I've been hearing more frequently dire predictions that AI will replace coaching. I've heard that some contract coaching platforms are considering using AI for coaching in the near future, cheapening coaching services and decreasing the need for actual coaches. Is the coaching profession doomed to fail, replaced by computerized voices?


As a big science-fiction fan, I'm all for Artificial Intelligence to help automate repetitive drudgery jobs and I find the concept of androids fascinating and alluring. However, even at their best, computers can only adapt to change if they are assiduously monitored and managed. Computers basically see things as black and white, and even Learning Machines degrade over time unless they are continually fed new information and algorithms to help them adapt to the constant and chaotic changes that humans generate. Still, apparently AI computers loom large in people's mind as a threat to the coaching profession.


I have three words for this prediction: "Automated Customer Service". How many times have you called customer service only to groan when you hear "Your call is important to us. Press 1 if you want…." After 15 minutes of pressing buttons and being given options that don't fit what you need, you scream into the phone "Just let me talk to a human!"

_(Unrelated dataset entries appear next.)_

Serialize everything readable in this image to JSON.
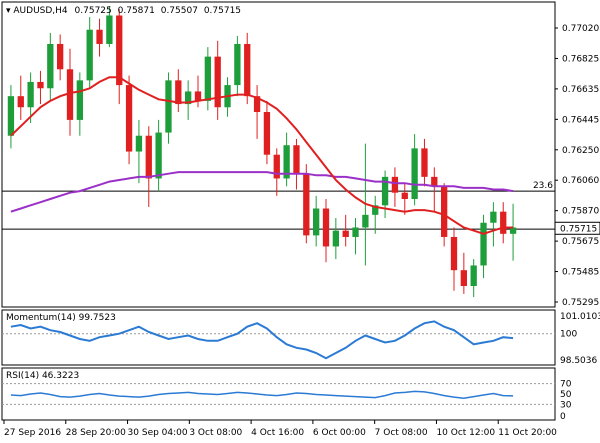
{
  "header": {
    "symbol": "AUDUSD,H4",
    "open": "0.75725",
    "high": "0.75871",
    "low": "0.75507",
    "close": "0.75715"
  },
  "price_axis": {
    "labels": [
      "0.77020",
      "0.76825",
      "0.76635",
      "0.76445",
      "0.76250",
      "0.76060",
      "0.75870",
      "0.75675",
      "0.75485",
      "0.75295"
    ],
    "current_price": "0.75715"
  },
  "time_axis": {
    "labels": [
      "27 Sep 2016",
      "28 Sep 20:00",
      "30 Sep 04:00",
      "3 Oct 08:00",
      "4 Oct 16:00",
      "6 Oct 00:00",
      "7 Oct 08:00",
      "10 Oct 12:00",
      "11 Oct 20:00"
    ]
  },
  "horizontal_lines": [
    {
      "price": 0.7595,
      "label": "23.6"
    },
    {
      "price": 0.7571,
      "label": ""
    }
  ],
  "momentum": {
    "title": "Momentum(14) 99.7523",
    "ticks": [
      "101.0103",
      "100",
      "98.5036"
    ]
  },
  "rsi": {
    "title": "RSI(14) 46.3223",
    "ticks": [
      "70",
      "50",
      "30",
      "0"
    ]
  },
  "colors": {
    "bull": "#1e9e3a",
    "bear": "#e02020",
    "sma_fast": "#e02020",
    "sma_slow": "#9b30c8",
    "indicator": "#2b7bd4",
    "grid": "#000000",
    "current_price_box": "#ffffff"
  },
  "chart_data": {
    "type": "candlestick",
    "title": "AUDUSD,H4",
    "ylim": [
      0.7523,
      0.7712
    ],
    "candles": [
      [
        0.763,
        0.7662,
        0.7622,
        0.7655
      ],
      [
        0.7655,
        0.7668,
        0.764,
        0.7648
      ],
      [
        0.7648,
        0.767,
        0.7638,
        0.7664
      ],
      [
        0.7664,
        0.7671,
        0.765,
        0.766
      ],
      [
        0.766,
        0.7695,
        0.7652,
        0.7688
      ],
      [
        0.7688,
        0.7694,
        0.7665,
        0.7672
      ],
      [
        0.7672,
        0.7685,
        0.763,
        0.764
      ],
      [
        0.764,
        0.767,
        0.763,
        0.7665
      ],
      [
        0.7665,
        0.7705,
        0.766,
        0.7697
      ],
      [
        0.7697,
        0.7704,
        0.768,
        0.7688
      ],
      [
        0.7688,
        0.7712,
        0.7686,
        0.7706
      ],
      [
        0.7706,
        0.771,
        0.765,
        0.7662
      ],
      [
        0.7662,
        0.7668,
        0.7612,
        0.762
      ],
      [
        0.762,
        0.764,
        0.76,
        0.763
      ],
      [
        0.763,
        0.7636,
        0.7585,
        0.7603
      ],
      [
        0.7603,
        0.764,
        0.7595,
        0.7632
      ],
      [
        0.7632,
        0.767,
        0.7625,
        0.7665
      ],
      [
        0.7665,
        0.7672,
        0.7645,
        0.765
      ],
      [
        0.765,
        0.7665,
        0.764,
        0.7658
      ],
      [
        0.7658,
        0.7668,
        0.7648,
        0.7652
      ],
      [
        0.7652,
        0.7686,
        0.7646,
        0.768
      ],
      [
        0.768,
        0.769,
        0.764,
        0.7648
      ],
      [
        0.7648,
        0.7667,
        0.7642,
        0.7662
      ],
      [
        0.7662,
        0.7693,
        0.7655,
        0.7688
      ],
      [
        0.7688,
        0.7695,
        0.765,
        0.7655
      ],
      [
        0.7655,
        0.7662,
        0.7628,
        0.7645
      ],
      [
        0.7645,
        0.7652,
        0.7612,
        0.7618
      ],
      [
        0.7618,
        0.7622,
        0.7592,
        0.7603
      ],
      [
        0.7603,
        0.7632,
        0.7598,
        0.7624
      ],
      [
        0.7624,
        0.7628,
        0.7596,
        0.7606
      ],
      [
        0.7606,
        0.7612,
        0.7562,
        0.7567
      ],
      [
        0.7567,
        0.7592,
        0.756,
        0.7584
      ],
      [
        0.7584,
        0.759,
        0.755,
        0.756
      ],
      [
        0.756,
        0.7578,
        0.7552,
        0.757
      ],
      [
        0.757,
        0.758,
        0.756,
        0.7566
      ],
      [
        0.7566,
        0.7578,
        0.7555,
        0.7572
      ],
      [
        0.7572,
        0.7625,
        0.7548,
        0.758
      ],
      [
        0.758,
        0.7592,
        0.7568,
        0.7586
      ],
      [
        0.7586,
        0.7608,
        0.7578,
        0.7604
      ],
      [
        0.7604,
        0.761,
        0.7585,
        0.7594
      ],
      [
        0.7594,
        0.76,
        0.758,
        0.759
      ],
      [
        0.759,
        0.7631,
        0.7586,
        0.7622
      ],
      [
        0.7622,
        0.7628,
        0.7598,
        0.7604
      ],
      [
        0.7604,
        0.761,
        0.7582,
        0.7598
      ],
      [
        0.7598,
        0.76,
        0.756,
        0.7566
      ],
      [
        0.7566,
        0.7572,
        0.7532,
        0.7545
      ],
      [
        0.7545,
        0.7556,
        0.753,
        0.7535
      ],
      [
        0.7535,
        0.7552,
        0.7528,
        0.7548
      ],
      [
        0.7548,
        0.758,
        0.754,
        0.7575
      ],
      [
        0.7575,
        0.7588,
        0.756,
        0.7582
      ],
      [
        0.7582,
        0.7588,
        0.7562,
        0.7568
      ],
      [
        0.7568,
        0.7587,
        0.7551,
        0.7572
      ]
    ],
    "sma_fast": [
      0.763,
      0.7636,
      0.7642,
      0.7648,
      0.7652,
      0.7655,
      0.7657,
      0.7658,
      0.766,
      0.7664,
      0.7667,
      0.7667,
      0.7663,
      0.7659,
      0.7656,
      0.7653,
      0.7652,
      0.7651,
      0.7651,
      0.7652,
      0.7653,
      0.7654,
      0.7655,
      0.7656,
      0.7656,
      0.7654,
      0.7651,
      0.7647,
      0.7641,
      0.7634,
      0.7626,
      0.7618,
      0.761,
      0.7602,
      0.7596,
      0.7591,
      0.7587,
      0.7585,
      0.7584,
      0.7583,
      0.7582,
      0.7583,
      0.7583,
      0.7582,
      0.758,
      0.7576,
      0.7572,
      0.757,
      0.7568,
      0.757,
      0.7572,
      0.7572
    ],
    "sma_slow": [
      0.7582,
      0.7584,
      0.7586,
      0.7588,
      0.759,
      0.7592,
      0.7594,
      0.7595,
      0.7597,
      0.7599,
      0.7601,
      0.7602,
      0.7603,
      0.7604,
      0.7604,
      0.7605,
      0.7606,
      0.7607,
      0.7607,
      0.7607,
      0.7607,
      0.7607,
      0.7607,
      0.7607,
      0.7607,
      0.7607,
      0.7607,
      0.7606,
      0.7606,
      0.7606,
      0.7606,
      0.7605,
      0.7605,
      0.7604,
      0.7604,
      0.7603,
      0.7602,
      0.7601,
      0.7601,
      0.76,
      0.76,
      0.7599,
      0.7599,
      0.7598,
      0.7598,
      0.7598,
      0.7597,
      0.7597,
      0.7597,
      0.7596,
      0.7596,
      0.7595
    ],
    "momentum_range": [
      98.5036,
      101.0103
    ],
    "momentum": [
      100.4,
      100.5,
      100.3,
      100.4,
      100.2,
      100.1,
      99.9,
      99.7,
      99.6,
      99.8,
      99.9,
      100.0,
      100.2,
      100.4,
      100.1,
      99.9,
      99.7,
      99.8,
      99.9,
      99.7,
      99.6,
      99.6,
      99.8,
      100.0,
      100.4,
      100.6,
      100.3,
      99.8,
      99.4,
      99.2,
      99.1,
      98.9,
      98.6,
      98.9,
      99.2,
      99.6,
      99.9,
      99.7,
      99.5,
      99.6,
      99.9,
      100.3,
      100.6,
      100.7,
      100.4,
      100.2,
      99.8,
      99.4,
      99.5,
      99.6,
      99.8,
      99.75
    ],
    "rsi_range": [
      0,
      100
    ],
    "rsi": [
      48,
      47,
      50,
      52,
      49,
      45,
      44,
      46,
      49,
      51,
      48,
      46,
      45,
      44,
      46,
      49,
      51,
      52,
      53,
      51,
      50,
      49,
      51,
      53,
      52,
      50,
      48,
      47,
      49,
      52,
      51,
      49,
      48,
      47,
      46,
      45,
      44,
      43,
      47,
      52,
      53,
      55,
      54,
      51,
      47,
      44,
      42,
      45,
      48,
      51,
      47,
      46.32
    ]
  }
}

Human beings crave connection with other Human beings. There is an energy field that our mirror neurons automatically connect to that cannot be duplicated by a computer. We feel other people's pain, their joy and their fears. We can flex and change instantly in response to what happens to the person with us.


As coaches, we are rigorously trained to do this better than most people. And our clients know this. They intuitively know when they can trust a coach, and when they do, it inspires them to do the deep work that transforms their lives. The soul-to-soul connection between coach and client is where the answers lie.

Granted, an AI computer will not be judgmental, and few humans can be entirely judgment-free. Yet that vulnerability deepens the connection between coach and client. Think of when you had a client who wouldn't go deep, and then upon self-reflection you realized you were judging them in some way.


Once you do the self-awareness work to transform the judgment to respect, the client will automatically go deep, aware at an intuitive level that you are now fully accepting of them.

There may come a time in the far future where AI is so sophisticated that androids or robots act completely human.


There's no way to predict how that will impact humanity, and not something that we have to fear in our lifetimes. For the foreseeable future, the coaching profession is safe in the hands of human coaches. Our clients will demand human contact for their deepest self-awareness work. I feel that once AI computers have the need of a coach, they can be a coach. That time is a long way off.